The claimants, being the children of the deceased, brought a claim for provision under the Inheritance (Provision for Family and Dependants) Act 1975. The deceased, their father, had been diagnosed with an incurable lung disease in 2004. The claimants’ parents had divorced in 2012. Their mother remarried shortly thereafter and relocated with the claimants to Scotland. The father had maintained weekly telephone contact with the claimants for a short period, but had paid no maintenance or child support, with the mother and her new husband paying for the claimants’ private education. The father died in October 2018. By his will, the father’s net estate of approximately £500,000 was left to his parents and his partner of seven years.

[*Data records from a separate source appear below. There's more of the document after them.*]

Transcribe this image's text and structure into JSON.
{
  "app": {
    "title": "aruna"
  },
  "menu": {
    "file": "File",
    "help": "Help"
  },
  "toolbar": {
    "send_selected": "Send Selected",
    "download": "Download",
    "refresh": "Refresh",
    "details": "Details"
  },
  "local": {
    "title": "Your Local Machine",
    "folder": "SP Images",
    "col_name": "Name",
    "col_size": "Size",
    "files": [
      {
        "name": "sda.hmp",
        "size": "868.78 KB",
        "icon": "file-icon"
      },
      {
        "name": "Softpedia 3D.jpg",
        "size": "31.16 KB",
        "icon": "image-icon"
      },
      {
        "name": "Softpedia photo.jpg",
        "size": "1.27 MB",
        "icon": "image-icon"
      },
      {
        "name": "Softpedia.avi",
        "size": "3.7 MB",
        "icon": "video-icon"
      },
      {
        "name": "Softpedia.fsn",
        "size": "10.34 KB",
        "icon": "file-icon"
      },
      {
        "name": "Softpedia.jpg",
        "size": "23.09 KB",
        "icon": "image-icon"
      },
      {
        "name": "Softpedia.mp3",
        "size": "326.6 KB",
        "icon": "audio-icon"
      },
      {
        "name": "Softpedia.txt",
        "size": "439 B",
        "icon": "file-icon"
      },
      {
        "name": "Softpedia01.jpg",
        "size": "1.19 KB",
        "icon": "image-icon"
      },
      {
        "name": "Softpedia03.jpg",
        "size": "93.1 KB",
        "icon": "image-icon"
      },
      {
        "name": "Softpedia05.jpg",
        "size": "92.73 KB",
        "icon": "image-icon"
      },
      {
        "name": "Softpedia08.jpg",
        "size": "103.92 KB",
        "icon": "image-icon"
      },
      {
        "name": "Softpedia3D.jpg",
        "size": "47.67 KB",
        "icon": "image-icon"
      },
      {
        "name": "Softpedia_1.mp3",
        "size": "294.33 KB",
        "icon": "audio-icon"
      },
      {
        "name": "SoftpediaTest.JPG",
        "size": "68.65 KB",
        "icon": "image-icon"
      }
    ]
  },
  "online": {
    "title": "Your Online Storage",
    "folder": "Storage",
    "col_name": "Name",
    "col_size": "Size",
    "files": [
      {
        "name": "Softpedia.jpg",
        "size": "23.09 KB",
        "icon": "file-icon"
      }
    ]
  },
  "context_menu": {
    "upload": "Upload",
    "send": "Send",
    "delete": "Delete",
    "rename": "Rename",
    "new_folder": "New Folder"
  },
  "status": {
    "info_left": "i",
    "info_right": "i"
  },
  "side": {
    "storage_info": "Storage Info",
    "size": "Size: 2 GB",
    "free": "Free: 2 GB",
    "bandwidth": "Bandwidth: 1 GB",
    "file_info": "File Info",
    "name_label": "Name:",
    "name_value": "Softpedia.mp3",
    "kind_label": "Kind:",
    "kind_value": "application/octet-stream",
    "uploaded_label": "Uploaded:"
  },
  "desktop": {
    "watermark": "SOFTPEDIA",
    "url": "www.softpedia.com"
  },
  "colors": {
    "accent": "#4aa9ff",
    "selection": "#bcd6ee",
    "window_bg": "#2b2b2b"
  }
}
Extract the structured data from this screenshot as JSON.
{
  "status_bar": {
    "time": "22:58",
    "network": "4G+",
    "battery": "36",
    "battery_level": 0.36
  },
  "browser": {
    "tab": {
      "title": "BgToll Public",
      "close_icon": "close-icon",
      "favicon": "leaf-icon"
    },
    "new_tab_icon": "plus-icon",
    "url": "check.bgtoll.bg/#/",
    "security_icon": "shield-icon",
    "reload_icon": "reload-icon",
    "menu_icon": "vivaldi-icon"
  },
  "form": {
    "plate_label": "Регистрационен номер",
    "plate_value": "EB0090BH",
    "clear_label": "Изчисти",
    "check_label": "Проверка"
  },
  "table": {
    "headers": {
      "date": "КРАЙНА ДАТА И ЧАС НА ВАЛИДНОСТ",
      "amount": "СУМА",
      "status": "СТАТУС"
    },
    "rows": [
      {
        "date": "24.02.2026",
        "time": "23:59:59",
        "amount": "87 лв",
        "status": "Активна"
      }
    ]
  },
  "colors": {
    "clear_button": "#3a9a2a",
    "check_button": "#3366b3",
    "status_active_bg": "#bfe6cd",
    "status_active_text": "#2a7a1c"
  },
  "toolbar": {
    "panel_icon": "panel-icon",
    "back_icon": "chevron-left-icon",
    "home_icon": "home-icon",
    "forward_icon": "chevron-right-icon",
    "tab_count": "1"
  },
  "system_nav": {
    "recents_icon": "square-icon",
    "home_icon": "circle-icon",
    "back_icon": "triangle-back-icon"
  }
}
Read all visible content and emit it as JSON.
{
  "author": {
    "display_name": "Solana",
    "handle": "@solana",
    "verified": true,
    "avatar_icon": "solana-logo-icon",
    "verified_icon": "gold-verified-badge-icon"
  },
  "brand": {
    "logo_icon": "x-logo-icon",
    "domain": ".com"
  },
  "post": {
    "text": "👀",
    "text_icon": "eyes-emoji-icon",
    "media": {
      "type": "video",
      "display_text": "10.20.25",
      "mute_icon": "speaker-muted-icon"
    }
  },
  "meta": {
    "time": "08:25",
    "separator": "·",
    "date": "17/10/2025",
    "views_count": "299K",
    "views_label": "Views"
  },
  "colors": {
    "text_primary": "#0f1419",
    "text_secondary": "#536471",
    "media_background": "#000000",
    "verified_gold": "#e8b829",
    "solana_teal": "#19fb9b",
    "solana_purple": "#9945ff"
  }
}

The father recorded that he did not wish the claimants to benefit due to a lack of contact with them for over three years. At the date of trial, the elder claimant was in tertiary education in Scotland and the younger claimant (appearing by his mother as his litigation friend) was in secondary education, but proposed to undertake tertiary education in England.
- (1) The will failed to make reasonable financial provision for the claimants. As children of the deceased under s1(1)(c), it was not appropriate for the court to consider whether the father had maintained them during his lifetime. Beneficiaries (in this case being the parents and partner of the deceased) faced with an application by a child of the deceased should not generally rely on the lack of child support or maintenance from a step-parent to defeat a claim. Lack of contact and the assumption of responsibility by another person could be relevant to the value of a claim, but only in exceptional circumstances would the obligation to maintain be severed completely. A clean break was not generally applicable in respect of child maintenance (paras 78-79).
- (2) The court would guard against claims being advanced on a child’s behalf by a surviving parent. The fact that the mother had been the parent who maintained the claimants since 2012 did not mean that on the father’s death this obligation would shift to his estate. The financial burden of the claimants’ education was heavy and would be reflected in the award. It was not appropriate to order a backdated maintenance award in this case (paras 81-86).
- (3) The court ordered the deceased’s estate to pay 50% of the claimants’ living expenses from the date of issue to their 21st birthdays, respectively. The cost of the elder claimant’s final year of school would be paid by the estate. The estate would pay 100% of the younger claimant’s fees as a fifth form pupil and 80% of his future boarding school fees during sixth form. The estate would pay 50% of the cost of a reliable second-hand car for both claimants respectively. No sum was awarded for the maintenance costs of studying at a Scottish university as no tuition fees were payable. If the younger claimant studied at an English university, it was reasonable to expect him to take out a student loan. Provision was made for 50% of one year of post-university housing costs and one year’s private counselling (paras 94-113).